Writing simple optical flow in python. Part 3

Today, my imaginary readers, we improve our optical flow dramatically. Lets see, what our algorithm produces for images that have more than 1-pixel shifts.

I0	I1
OF results:

You can see, that the algorithm cannot deal with too large displacements. Even with multiple warps.
Lets apply multiscale scheme now. We need to construct image pyramid:

#from flow_huber_py import construct_image_pyramid
def construct_image_pyramid(I, pyrlevels, pyrfactor):
    factor = 2. ** .5
    smooth_sigma = (1. / pyrfactor) ** .5 / factor
    pyr = []
    tmp = I
    pyr.append(I) # add original image to pyramid
    for m in range(pyrlevels - 1):
        shape = (numpy.array(tmp.shape) * pyrfactor).astype('int32')

        idx, idy = np.meshgrid(np.arange(shape[1]), np.arange(shape[0]))
        idx = idx *tmp.shape[1] / shape[1].astype('float32')
        idy = idy *tmp.shape[0] / shape[0].astype('float32')

        filt1 = scipy.ndimage.filters.gaussian_filter(tmp, smooth_sigma, order=0, output=None, mode='reflect', cval=0.0, truncate=2.0)
        filt1r = interp2linear(filt1, idx, idy,)

        tmp = filt1r
        pyr.append(filt1r)
    return pyr

Construct our pyramid with 2 layers:

pyrfactor = .7
pyrlevels = 1

I0pyr = construct_image_pyramid(I0, pyrlevels, pyrfactor)
I1pyr = construct_image_pyramid(I1, pyrlevels, pyrfactor)

Let the show begin:

import scipy.ndimage

for level in range(pyrlevels - 1, -1, -1):
    M, N = I0pyr[level].shape
    if level == pyrlevels - 1:
        print "asdasd"
        u = numpy.zeros_like(I0pyr[level])
        v = numpy.zeros_like(I0pyr[level])
    else:
        rescale_v, rescale_u = numpy.array([M, N], dtype='float32') / I0pyr[level + 1].shape
        u = scipy.ndimage.zoom(u, [rescale_v, rescale_u], order=3) * rescale_u
        v = scipy.ndimage.zoom(v, [rescale_v, rescale_u], order=3) * rescale_v
        if u.shape != I0pyr[level].shape or v.shape != I0pyr[level].shape:
            raise Exception("Resize failed during transition to higher levels. Need better resize implementation.")

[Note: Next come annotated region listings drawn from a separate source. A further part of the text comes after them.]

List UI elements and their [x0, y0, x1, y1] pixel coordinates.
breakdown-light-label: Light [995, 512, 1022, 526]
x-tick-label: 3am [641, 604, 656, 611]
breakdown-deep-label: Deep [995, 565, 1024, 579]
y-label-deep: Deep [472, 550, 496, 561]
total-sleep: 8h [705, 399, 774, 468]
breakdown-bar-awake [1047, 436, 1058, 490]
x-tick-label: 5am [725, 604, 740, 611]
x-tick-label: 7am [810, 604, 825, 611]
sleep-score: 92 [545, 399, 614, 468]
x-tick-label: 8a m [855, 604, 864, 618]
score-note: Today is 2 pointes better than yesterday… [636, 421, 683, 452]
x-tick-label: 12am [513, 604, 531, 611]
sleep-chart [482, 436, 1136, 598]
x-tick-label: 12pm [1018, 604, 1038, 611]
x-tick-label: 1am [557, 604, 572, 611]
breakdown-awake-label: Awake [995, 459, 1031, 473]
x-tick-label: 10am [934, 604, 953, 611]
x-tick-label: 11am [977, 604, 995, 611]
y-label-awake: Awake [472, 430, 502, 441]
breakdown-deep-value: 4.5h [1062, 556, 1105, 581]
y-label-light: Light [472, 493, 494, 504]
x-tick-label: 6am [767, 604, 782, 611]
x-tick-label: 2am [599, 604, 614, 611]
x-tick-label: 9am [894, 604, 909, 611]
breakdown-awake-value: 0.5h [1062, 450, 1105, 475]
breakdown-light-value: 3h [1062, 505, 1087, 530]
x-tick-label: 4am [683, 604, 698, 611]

    u0, v0 = u.copy(), v.copy()
    
    I0_ = I0pyr[level]
    I1_ = I1pyr[level]
    
    print I1_.shape, u0.shape, I0pyr[level].shape
    wrpr = Warper( I0_.shape, u0, v0, I0_, I1_, 
              train_function = TrainFunctionTV(u0, v0, rate=0.1, num_steps = 1000, alpha = 0.1), display=0)
    warps = 10
    for i in range(warps):
        wrpr.warp()
    u, v = wrpr.u, wrpr.v
    

    plt.figure()
    plt.subplot(1,2,1)
    plt.imshow( I0pyr[level])
    plt.quiver( u, v, scale_units='xy', angles='xy', scale = 1., color='g')
    plt.subplot(1,2,2)
    plt.imshow( I1pyr[level])

OF results:

Now optical flow is much more adequate.